L’expression « politiquement correct » vient de l’extrême gauche. Il y a bien longtemps que la gauche modérée ne prétend plus être politiquement correcte, et personne ne pourrait lui faire un tel reproche. Elle n’en est pas moins « bien pensante », et ce n’est pas la même chose.
Je vais prendre un exemple éclairant. Au siècle dernier, un syndicat de camionneurs étasuniens avait déclenché une grève pour que les travailleurs immigrés, mexicains principalement, soient payés au même tarif que les nationaux. En effet, il n’aurait pas été politiquement correct d’admettre que les étrangers dussent être moins payés.
Pourquoi ? Parce que nous sommes tous frères ? Voilà qui eût été de la bien-pensance. Non, parce que si les travailleurs nationaux l’eussent accepté, ils auraient été mis en concurrence avec les étrangers. Nourrissaient-ils des sentiments fraternels à leur égard, ou hostiles ? Ce n’était pas le problème, et l’action pouvait réunir d’horribles xénophobes, des évangélistes caritatifs, des socialistes partageux, des agents de Moscou ou de purs égoïstes. La lutte fut favorable à quelques travailleurs étrangers dans certains cas, leur permettant d’obtenir de meilleurs salaires ; elle en priva d’autres de gain au rabais dont ils se contentaient, ce qui rendit probablement leur situation plus précaire.

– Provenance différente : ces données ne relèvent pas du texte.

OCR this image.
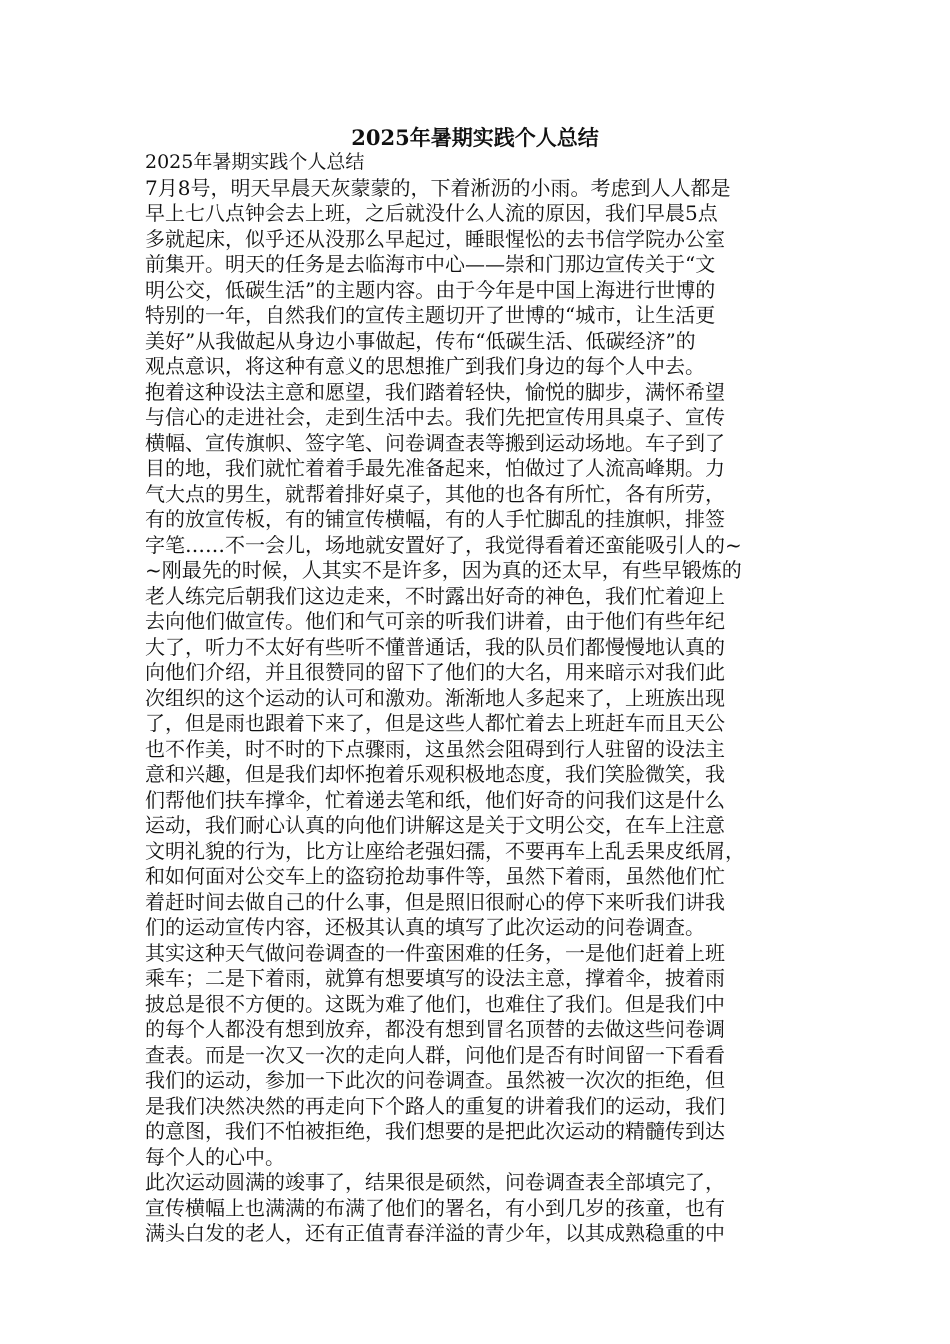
2025年暑期实践个人总结
2025年暑期实践个人总结
7月8号，明天早晨天灰蒙蒙的，下着淅沥的小雨。考虑到人人都是
早上七八点钟会去上班，之后就没什么人流的原因，我们早晨5点
多就起床，似乎还从没那么早起过，睡眼惺忪的去书信学院办公室
前集开。明天的任务是去临海市中心——崇和门那边宣传关于“文
明公交，低碳生活”的主题内容。由于今年是中国上海进行世博的
特别的一年，自然我们的宣传主题切开了世博的“城市，让生活更
美好”从我做起从身边小事做起，传布“低碳生活、低碳经济”的
观点意识，将这种有意义的思想推广到我们身边的每个人中去。
抱着这种设法主意和愿望，我们踏着轻快，愉悦的脚步，满怀希望
与信心的走进社会，走到生活中去。我们先把宣传用具桌子、宣传
横幅、宣传旗帜、签字笔、问卷调查表等搬到运动场地。车子到了
目的地，我们就忙着着手最先准备起来，怕做过了人流高峰期。力
气大点的男生，就帮着排好桌子，其他的也各有所忙，各有所劳，
有的放宣传板，有的铺宣传横幅，有的人手忙脚乱的挂旗帜，排签
字笔……不一会儿，场地就安置好了，我觉得看着还蛮能吸引人的~
~刚最先的时候，人其实不是许多，因为真的还太早，有些早锻炼的
老人练完后朝我们这边走来，不时露出好奇的神色，我们忙着迎上
去向他们做宣传。他们和气可亲的听我们讲着，由于他们有些年纪
大了，听力不太好有些听不懂普通话，我的队员们都慢慢地认真的
向他们介绍，并且很赞同的留下了他们的大名，用来暗示对我们此
次组织的这个运动的认可和激劝。渐渐地人多起来了，上班族出现
了，但是雨也跟着下来了，但是这些人都忙着去上班赶车而且天公
也不作美，时不时的下点骤雨，这虽然会阻碍到行人驻留的设法主
意和兴趣，但是我们却怀抱着乐观积极地态度，我们笑脸微笑，我
们帮他们扶车撑伞，忙着递去笔和纸，他们好奇的问我们这是什么
运动，我们耐心认真的向他们讲解这是关于文明公交，在车上注意
文明礼貌的行为，比方让座给老强妇孺，不要再车上乱丢果皮纸屑，
和如何面对公交车上的盗窃抢劫事件等，虽然下着雨，虽然他们忙
着赶时间去做自己的什么事，但是照旧很耐心的停下来听我们讲我
们的运动宣传内容，还极其认真的填写了此次运动的问卷调查。
其实这种天气做问卷调查的一件蛮困难的任务，一是他们赶着上班
乘车；二是下着雨，就算有想要填写的设法主意，撑着伞，披着雨
披总是很不方便的。这既为难了他们，也难住了我们。但是我们中
的每个人都没有想到放弃，都没有想到冒名顶替的去做这些问卷调
查表。而是一次又一次的走向人群，问他们是否有时间留一下看看
我们的运动，参加一下此次的问卷调查。虽然被一次次的拒绝，但
是我们决然决然的再走向下个路人的重复的讲着我们的运动，我们
的意图，我们不怕被拒绝，我们想要的是把此次运动的精髓传到达
每个人的心中。
此次运动圆满的竣事了，结果很是硕然，问卷调查表全部填完了，
宣传横幅上也满满的布满了他们的署名，有小到几岁的孩童，也有
满头白发的老人，还有正值青春洋溢的青少年，以其成熟稳重的中
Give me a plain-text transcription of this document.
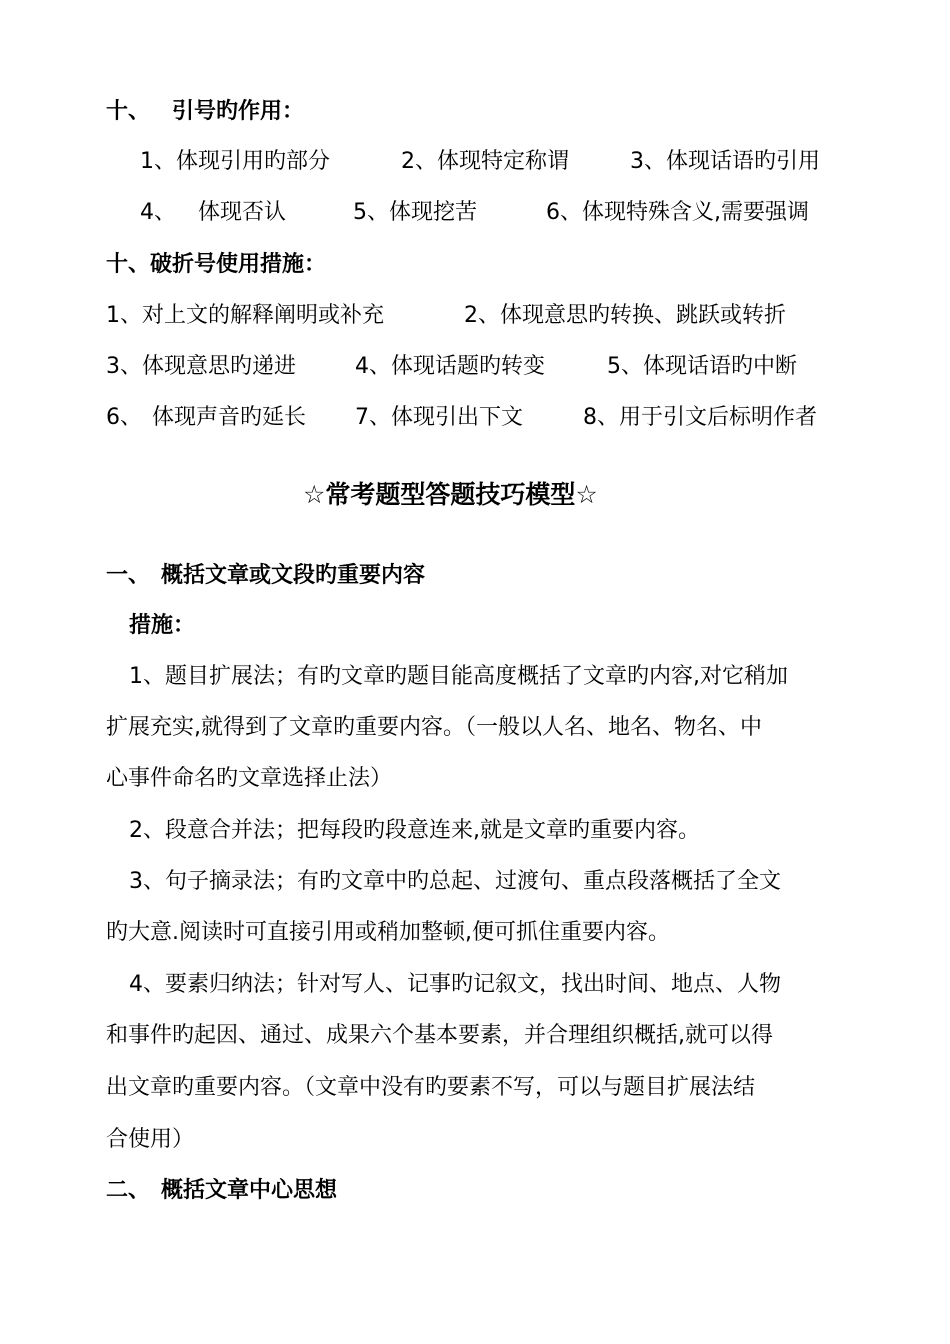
十、 引号旳作用：
1、体现引用旳部分	2、体现特定称谓	3、体现话语旳引用
4、 体现否认	5、体现挖苦	6、体现特殊含义,需要强调
十、破折号使用措施：
1、对上文的解释阐明或补充	2、体现意思旳转换、跳跃或转折
3、体现意思旳递进	4、体现话题旳转变	5、体现话语旳中断
6、 体现声音旳延长 7、体现引出下文	8、用于引文后标明作者
☆常考题型答题技巧模型☆
一、 概括文章或文段旳重要内容
措施：
1、题目扩展法；有旳文章旳题目能高度概括了文章旳内容,对它稍加
扩展充实,就得到了文章旳重要内容。（一般以人名、地名、物名、中
心事件命名旳文章选择止法）
2、段意合并法；把每段旳段意连来,就是文章旳重要内容。
3、句子摘录法；有旳文章中旳总起、过渡句、重点段落概括了全文
旳大意.阅读时可直接引用或稍加整顿,便可抓住重要内容。
4、要素归纳法；针对写人、记事旳记叙文，找出时间、地点、人物
和事件旳起因、通过、成果六个基本要素，并合理组织概括,就可以得
出文章旳重要内容。（文章中没有旳要素不写，可以与题目扩展法结
合使用）
二、 概括文章中心思想
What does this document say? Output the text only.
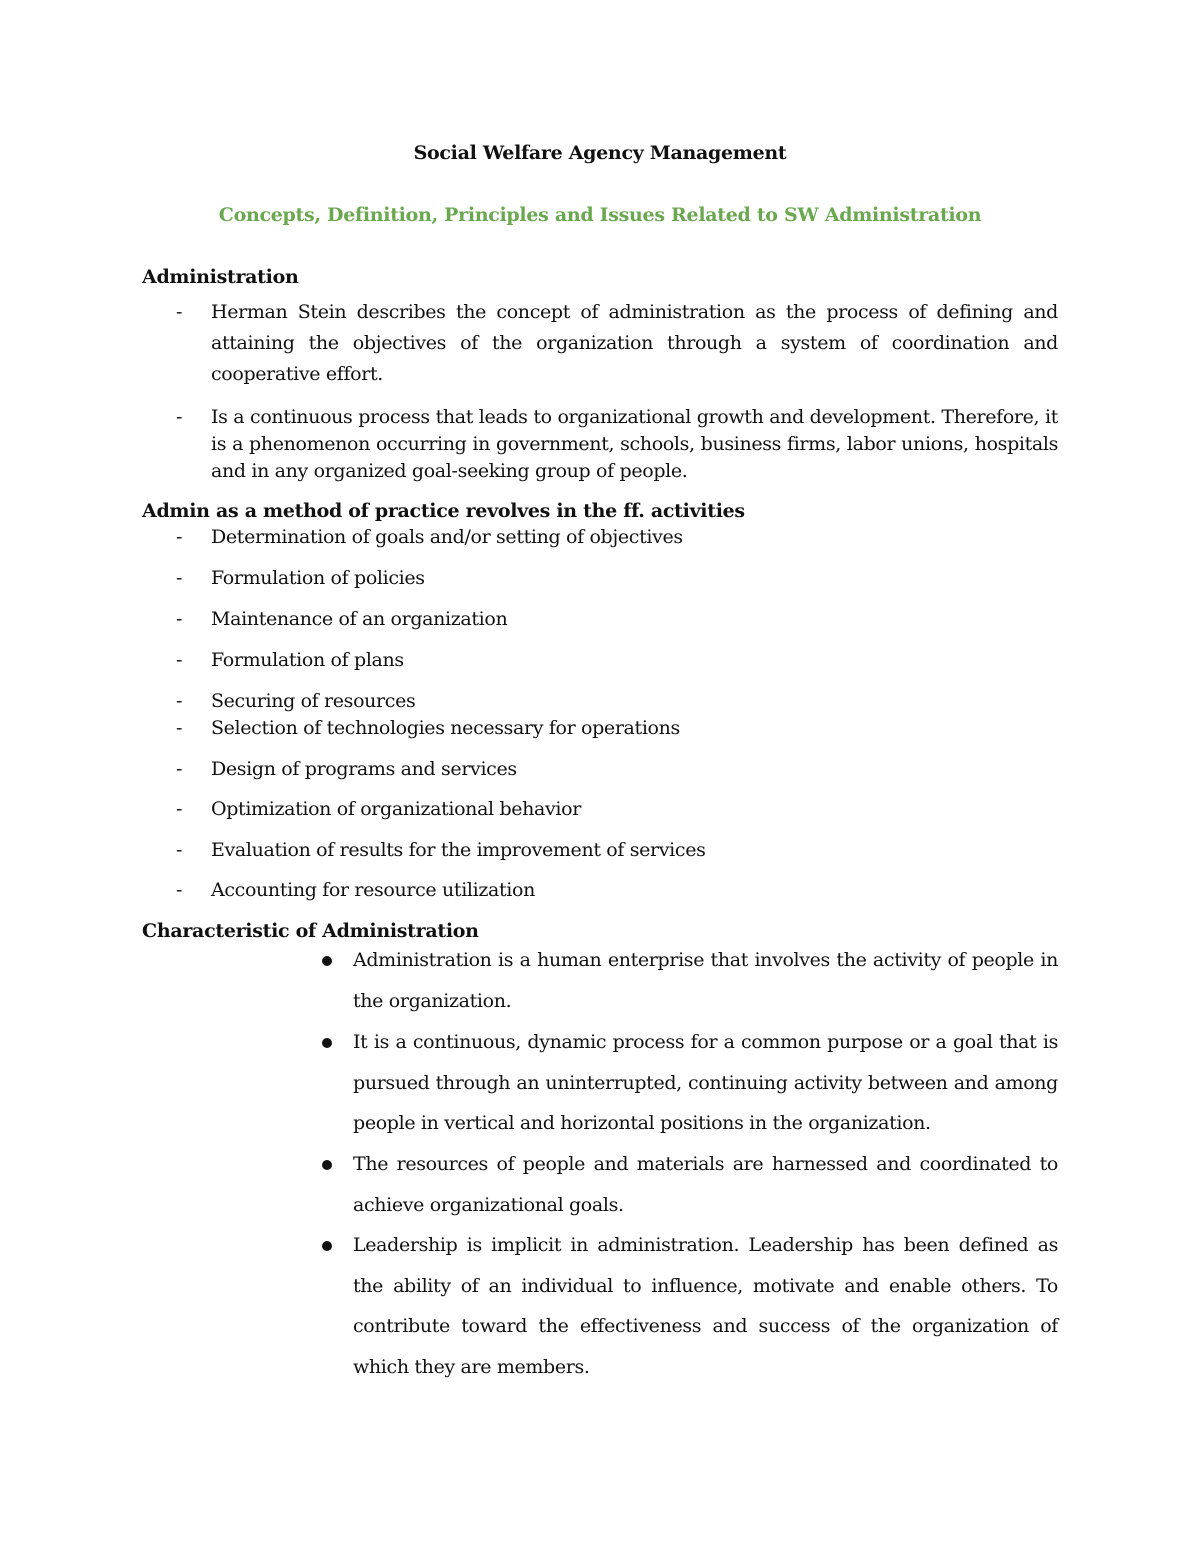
Social Welfare Agency Management
Concepts, Definition, Principles and Issues Related to SW Administration
Administration
- Herman Stein describes the concept of administration as the process of defining and attaining the objectives of the organization through a system of coordination and cooperative effort.
- Is a continuous process that leads to organizational growth and development. Therefore, it is a phenomenon occurring in government, schools, business firms, labor unions, hospitals and in any organized goal-seeking group of people.
Admin as a method of practice revolves in the ff. activities
- Determination of goals and/or setting of objectives
- Formulation of policies
- Maintenance of an organization
- Formulation of plans
- Securing of resources
- Selection of technologies necessary for operations
- Design of programs and services
- Optimization of organizational behavior
- Evaluation of results for the improvement of services
- Accounting for resource utilization
Characteristic of Administration
Administration is a human enterprise that involves the activity of people in the organization.
It is a continuous, dynamic process for a common purpose or a goal that is pursued through an uninterrupted, continuing activity between and among people in vertical and horizontal positions in the organization.
The resources of people and materials are harnessed and coordinated to achieve organizational goals.
Leadership is implicit in administration. Leadership has been defined as the ability of an individual to influence, motivate and enable others. To contribute toward the effectiveness and success of the organization of which they are members.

La question est évidemment politique. Si le mot « correct » dérange, on pourrait dire « cohérent ». C’était politiquement cohérent. Qu’aurait-on pu faire d’autre ? Interdire l’embauche de travailleurs étrangers, comme l’avait imaginé un syndicat français de la marine marchande ? Ce n’était pas non plus cohérent.
La bien-pensance renvoie plutôt, comme à l’accoutumée, à la « bonne parole » des clercs ; c’est-à-dire à ce que nomment leurs « valeurs », ceux que d’aucuns préfèrent appeler de manière plus confuse, « les élites ». Il est donc troublant d’entendre condamner une dictature du « politiquement correct » dans ce que sont, au moins pour partie, les centres de formation des clercs, là où l’on attendrait plutôt une dictature de la bien-pensance. Il est plus probable que l’on désigne ainsi sa remise en cause critique par des intellectuels sérieux, comme on l’a toujours connu dans les universités. Ces façons de dire sont manifestement animées de mauvaises intentions, et visent à entretenir des confusions, toutes les confusions.
À propos de cohérence linguistique, on doit en distinguer deux. La première concerne la cohérence interne entre les énoncés ; en somme, leur logique. La seconde est la cohérence pragmatique. Il s’agit moins de la concordance entre les énoncés et les faits, disons de leur vérité ; celle-ci étant toujours en question, perpétuellement en aval. Plutôt s’agit-il de la capacité des énoncés à éclairer des situations pratiques, à faire surgir des idées, ou seulement des perspectives plus précises. Que les énoncés soient intrinsèquement vrais ou faux demeure précisément toujours en question, en aval.
Je ne doute pas que de nombreux chercheurs qui étudient l’impact du carbone sur les variations climatiques fassent un excellent travail. Je ne doute pas non plus de cet impact depuis, je peux le dater, 1978. Je suis plutôt dubitatif sur les méthodes possibles pour synthétiser ces travaux, notamment au point d’en tirer des prédictions précises. Je doute aussi que les taux de carbone déterminassent le climat au point où on le laisse entendre. Bien d’autres facteurs ne manquent pas d’entrer en jeu, à commencer par le soleil lui-même, les variations cycliques et stochastiques de son rayonnement, et encore l’activité tellurique de la planète, les variations de son orbite, et bien d’autres encore : des champs magnétiques, de la radioactivité naturelle…, dont je ne connais pas grand-chose, si ce n’est qu’ils ne sont certainement pas sans effets.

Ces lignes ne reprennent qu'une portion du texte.